3 Responses to “In Need Of Appropriate Title…”

  1. Well said, Mike. Great post. Let’s hope my Mason boys can make the CAA proud tonight. (Sadly, college hoops seems to have been taken over by an obsession with numbers, similar to our American educational system…but, that’s another blog.)

  2. I’ve recently heard stories about how people don’t connect like they used to. We’re all so busy, and we have electronic devices in our ears or laptops in our faces most of the time, so we don’t make small talk, casual acquaintances, etc. I think that’s a big part of why seemingly pointless and dumb things like office pools and fantasy baseball drafts have become so meaningful. Because we all actually spend portions of each day talking to each other about “who will win” and “Johnny Damon doesn’t get on base enough to be drafted that high” and such.
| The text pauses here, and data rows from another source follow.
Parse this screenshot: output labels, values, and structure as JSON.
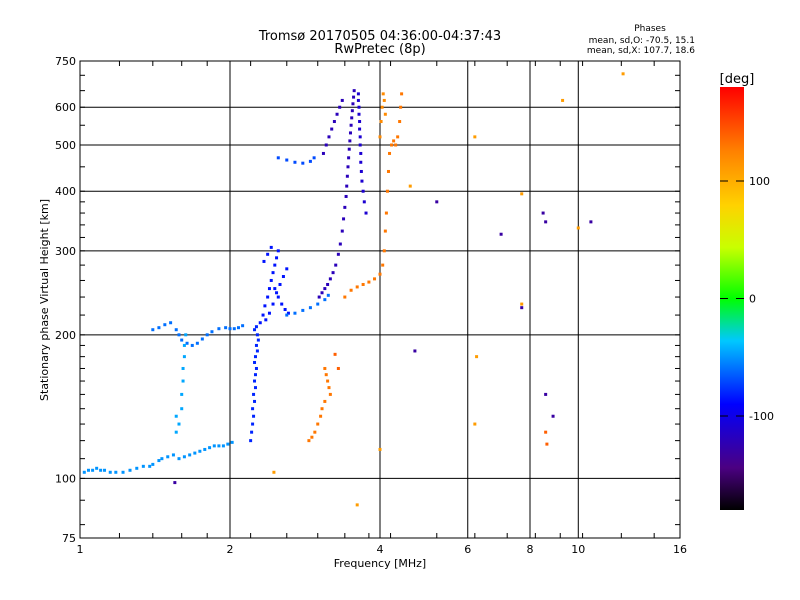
{
  "chart_data": {
    "type": "scatter",
    "title": "Tromsø 20170505 04:36:00-04:37:43",
    "subtitle": "RwPretec (8p)",
    "xlabel": "Frequency [MHz]",
    "ylabel": "Stationary phase Virtual Height [km]",
    "x_scale": "log",
    "y_scale": "log",
    "xlim": [
      1,
      16
    ],
    "ylim": [
      75,
      750
    ],
    "grid": true,
    "x_ticks": [
      {
        "v": 1,
        "label": "1"
      },
      {
        "v": 2,
        "label": "2"
      },
      {
        "v": 4,
        "label": "4"
      },
      {
        "v": 6,
        "label": "6"
      },
      {
        "v": 8,
        "label": "8"
      },
      {
        "v": 10,
        "label": "10"
      },
      {
        "v": 16,
        "label": "16"
      }
    ],
    "y_ticks": [
      {
        "v": 75,
        "label": "75"
      },
      {
        "v": 100,
        "label": "100"
      },
      {
        "v": 200,
        "label": "200"
      },
      {
        "v": 300,
        "label": "300"
      },
      {
        "v": 400,
        "label": "400"
      },
      {
        "v": 500,
        "label": "500"
      },
      {
        "v": 600,
        "label": "600"
      },
      {
        "v": 750,
        "label": "750"
      }
    ],
    "stats": {
      "heading": "Phases",
      "line1": "mean, sd,O: -70.5, 15.1",
      "line2": "mean, sd,X: 107.7, 18.6"
    },
    "colorbar": {
      "unit": "[deg]",
      "range": [
        -180,
        180
      ],
      "ticks": [
        {
          "v": 100,
          "label": "100"
        },
        {
          "v": 0,
          "label": "0"
        },
        {
          "v": -100,
          "label": "-100"
        }
      ]
    },
    "series": [
      {
        "phase": -50,
        "points": [
          [
            1.02,
            103
          ],
          [
            1.04,
            104
          ],
          [
            1.06,
            104
          ],
          [
            1.08,
            105
          ],
          [
            1.1,
            104
          ],
          [
            1.12,
            104
          ],
          [
            1.15,
            103
          ],
          [
            1.18,
            103
          ],
          [
            1.22,
            103
          ],
          [
            1.26,
            104
          ],
          [
            1.3,
            105
          ],
          [
            1.34,
            106
          ],
          [
            1.38,
            106
          ],
          [
            1.4,
            107
          ],
          [
            1.44,
            109
          ],
          [
            1.46,
            110
          ],
          [
            1.5,
            111
          ],
          [
            1.54,
            112
          ],
          [
            1.58,
            110
          ],
          [
            1.62,
            111
          ],
          [
            1.66,
            112
          ],
          [
            1.7,
            113
          ],
          [
            1.74,
            114
          ],
          [
            1.78,
            115
          ],
          [
            1.82,
            116
          ],
          [
            1.86,
            117
          ],
          [
            1.9,
            117
          ],
          [
            1.94,
            117
          ],
          [
            1.98,
            118
          ],
          [
            2.02,
            119
          ]
        ]
      },
      {
        "phase": -60,
        "points": [
          [
            1.4,
            205
          ],
          [
            1.44,
            207
          ],
          [
            1.48,
            210
          ],
          [
            1.52,
            212
          ],
          [
            1.56,
            205
          ],
          [
            1.58,
            200
          ],
          [
            1.6,
            195
          ],
          [
            1.64,
            192
          ],
          [
            1.68,
            190
          ],
          [
            1.72,
            192
          ],
          [
            1.76,
            196
          ],
          [
            1.8,
            200
          ],
          [
            1.84,
            203
          ],
          [
            1.9,
            206
          ],
          [
            1.96,
            207
          ],
          [
            2.0,
            206
          ],
          [
            2.04,
            206
          ],
          [
            2.08,
            207
          ],
          [
            2.12,
            209
          ]
        ]
      },
      {
        "phase": -45,
        "points": [
          [
            1.6,
            140
          ],
          [
            1.6,
            150
          ],
          [
            1.61,
            160
          ],
          [
            1.61,
            170
          ],
          [
            1.62,
            180
          ],
          [
            1.62,
            190
          ],
          [
            1.63,
            200
          ],
          [
            1.58,
            130
          ],
          [
            1.56,
            125
          ],
          [
            1.56,
            135
          ]
        ]
      },
      {
        "phase": -80,
        "points": [
          [
            2.2,
            120
          ],
          [
            2.21,
            125
          ],
          [
            2.22,
            130
          ],
          [
            2.23,
            135
          ],
          [
            2.22,
            140
          ],
          [
            2.24,
            145
          ],
          [
            2.23,
            150
          ],
          [
            2.25,
            155
          ],
          [
            2.24,
            160
          ],
          [
            2.25,
            165
          ],
          [
            2.26,
            170
          ],
          [
            2.24,
            175
          ],
          [
            2.25,
            180
          ],
          [
            2.27,
            185
          ],
          [
            2.26,
            190
          ],
          [
            2.28,
            195
          ],
          [
            2.27,
            200
          ],
          [
            2.24,
            205
          ],
          [
            2.26,
            208
          ]
        ]
      },
      {
        "phase": -85,
        "points": [
          [
            2.3,
            212
          ],
          [
            2.33,
            220
          ],
          [
            2.35,
            230
          ],
          [
            2.38,
            240
          ],
          [
            2.4,
            250
          ],
          [
            2.42,
            260
          ],
          [
            2.44,
            270
          ],
          [
            2.46,
            280
          ],
          [
            2.48,
            290
          ],
          [
            2.5,
            300
          ],
          [
            2.36,
            215
          ],
          [
            2.4,
            222
          ],
          [
            2.44,
            232
          ],
          [
            2.48,
            245
          ],
          [
            2.52,
            255
          ],
          [
            2.56,
            265
          ],
          [
            2.6,
            275
          ],
          [
            2.34,
            285
          ],
          [
            2.38,
            295
          ],
          [
            2.42,
            305
          ],
          [
            2.46,
            250
          ],
          [
            2.5,
            240
          ],
          [
            2.54,
            232
          ],
          [
            2.58,
            226
          ],
          [
            2.62,
            222
          ]
        ]
      },
      {
        "phase": -60,
        "points": [
          [
            2.6,
            220
          ],
          [
            2.7,
            222
          ],
          [
            2.8,
            225
          ],
          [
            2.9,
            228
          ],
          [
            3.0,
            232
          ],
          [
            3.1,
            237
          ],
          [
            3.15,
            242
          ]
        ]
      },
      {
        "phase": -120,
        "points": [
          [
            3.02,
            240
          ],
          [
            3.06,
            245
          ],
          [
            3.1,
            250
          ],
          [
            3.14,
            255
          ],
          [
            3.18,
            262
          ],
          [
            3.22,
            270
          ],
          [
            3.26,
            280
          ],
          [
            3.3,
            295
          ],
          [
            3.33,
            310
          ],
          [
            3.36,
            330
          ],
          [
            3.38,
            350
          ],
          [
            3.4,
            370
          ],
          [
            3.42,
            390
          ],
          [
            3.43,
            410
          ],
          [
            3.44,
            430
          ],
          [
            3.45,
            450
          ],
          [
            3.46,
            470
          ],
          [
            3.47,
            490
          ],
          [
            3.48,
            510
          ],
          [
            3.49,
            530
          ],
          [
            3.5,
            550
          ],
          [
            3.51,
            570
          ],
          [
            3.52,
            590
          ],
          [
            3.53,
            610
          ],
          [
            3.54,
            630
          ],
          [
            3.55,
            650
          ]
        ]
      },
      {
        "phase": -110,
        "points": [
          [
            3.62,
            640
          ],
          [
            3.62,
            620
          ],
          [
            3.63,
            600
          ],
          [
            3.63,
            580
          ],
          [
            3.64,
            560
          ],
          [
            3.64,
            540
          ],
          [
            3.65,
            520
          ],
          [
            3.65,
            500
          ],
          [
            3.66,
            480
          ],
          [
            3.66,
            460
          ],
          [
            3.67,
            440
          ],
          [
            3.68,
            420
          ],
          [
            3.7,
            400
          ],
          [
            3.72,
            380
          ],
          [
            3.75,
            360
          ]
        ]
      },
      {
        "phase": -120,
        "points": [
          [
            3.08,
            480
          ],
          [
            3.12,
            500
          ],
          [
            3.16,
            520
          ],
          [
            3.2,
            540
          ],
          [
            3.24,
            560
          ],
          [
            3.28,
            580
          ],
          [
            3.32,
            600
          ],
          [
            3.36,
            620
          ]
        ]
      },
      {
        "phase": -70,
        "points": [
          [
            2.5,
            470
          ],
          [
            2.6,
            465
          ],
          [
            2.7,
            460
          ],
          [
            2.8,
            458
          ],
          [
            2.9,
            462
          ],
          [
            2.95,
            470
          ]
        ]
      },
      {
        "phase": 130,
        "points": [
          [
            3.4,
            240
          ],
          [
            3.5,
            248
          ],
          [
            3.6,
            252
          ],
          [
            3.7,
            255
          ],
          [
            3.8,
            258
          ],
          [
            3.9,
            262
          ],
          [
            4.0,
            268
          ],
          [
            4.05,
            280
          ],
          [
            4.08,
            300
          ],
          [
            4.1,
            330
          ],
          [
            4.12,
            360
          ],
          [
            4.14,
            400
          ],
          [
            4.16,
            440
          ],
          [
            4.18,
            480
          ],
          [
            4.22,
            500
          ],
          [
            4.26,
            510
          ],
          [
            4.3,
            500
          ],
          [
            4.34,
            520
          ],
          [
            4.38,
            560
          ],
          [
            4.4,
            600
          ],
          [
            4.42,
            640
          ]
        ]
      },
      {
        "phase": 120,
        "points": [
          [
            4.0,
            520
          ],
          [
            4.02,
            560
          ],
          [
            4.04,
            600
          ],
          [
            4.06,
            640
          ],
          [
            4.08,
            620
          ],
          [
            4.1,
            580
          ]
        ]
      },
      {
        "phase": 130,
        "points": [
          [
            3.1,
            170
          ],
          [
            3.12,
            165
          ],
          [
            3.14,
            160
          ],
          [
            3.16,
            155
          ],
          [
            3.18,
            150
          ],
          [
            3.1,
            145
          ],
          [
            3.06,
            140
          ],
          [
            3.04,
            135
          ],
          [
            3.0,
            130
          ],
          [
            2.96,
            125
          ],
          [
            2.92,
            122
          ],
          [
            2.88,
            120
          ]
        ]
      },
      {
        "phase": 110,
        "points": [
          [
            6.2,
            520
          ],
          [
            6.25,
            180
          ],
          [
            6.2,
            130
          ],
          [
            7.7,
            395
          ],
          [
            7.7,
            232
          ],
          [
            9.3,
            620
          ],
          [
            10.0,
            335
          ],
          [
            12.3,
            705
          ],
          [
            4.0,
            115
          ],
          [
            3.6,
            88
          ],
          [
            2.45,
            103
          ],
          [
            4.6,
            410
          ]
        ]
      },
      {
        "phase": -130,
        "points": [
          [
            5.2,
            380
          ],
          [
            7.0,
            325
          ],
          [
            8.5,
            360
          ],
          [
            8.6,
            345
          ],
          [
            7.7,
            228
          ],
          [
            4.7,
            185
          ],
          [
            8.6,
            150
          ],
          [
            8.9,
            135
          ],
          [
            10.6,
            345
          ],
          [
            1.55,
            98
          ]
        ]
      },
      {
        "phase": 140,
        "points": [
          [
            8.6,
            125
          ],
          [
            8.65,
            118
          ],
          [
            3.25,
            182
          ],
          [
            3.3,
            170
          ]
        ]
      }
    ]
  }
}
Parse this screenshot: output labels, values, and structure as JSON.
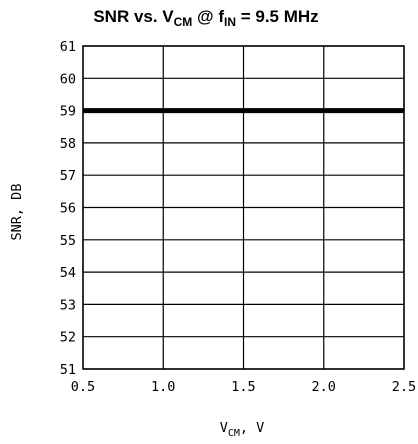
{
  "chart_data": {
    "type": "line",
    "title": {
      "prefix": "SNR vs. V",
      "sub1": "CM",
      "mid": " @ f",
      "sub2": "IN",
      "suffix": " = 9.5 MHz"
    },
    "xlabel": {
      "main": "V",
      "sub": "CM",
      "suffix": ", V"
    },
    "ylabel": "SNR, DB",
    "xlim": [
      0.5,
      2.5
    ],
    "ylim": [
      51,
      61
    ],
    "xticks": [
      0.5,
      1.0,
      1.5,
      2.0,
      2.5
    ],
    "xtick_labels": [
      "0.5",
      "1.0",
      "1.5",
      "2.0",
      "2.5"
    ],
    "yticks": [
      51,
      52,
      53,
      54,
      55,
      56,
      57,
      58,
      59,
      60,
      61
    ],
    "yticks_labels": [
      "51",
      "52",
      "53",
      "54",
      "55",
      "56",
      "57",
      "58",
      "59",
      "60",
      "61"
    ],
    "grid": true,
    "series": [
      {
        "x": [
          0.5,
          2.5
        ],
        "y": [
          59,
          59
        ]
      }
    ]
  }
}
Rarely do people care about the content of what they’re discussing nearly so much as the fact that they’re discussing it face-to-face.

    I think of the bracket picking and the bracket filling as two separate things. Picking is social, filling in the bracket with the facts is intensely personal, and I derive great enjoyment from the moment a score goes final and I can write the next name – in ink – on my Wash Post bracket. I hope everyone enjoys both this year.

  3. Well that was fun, see you guys next year!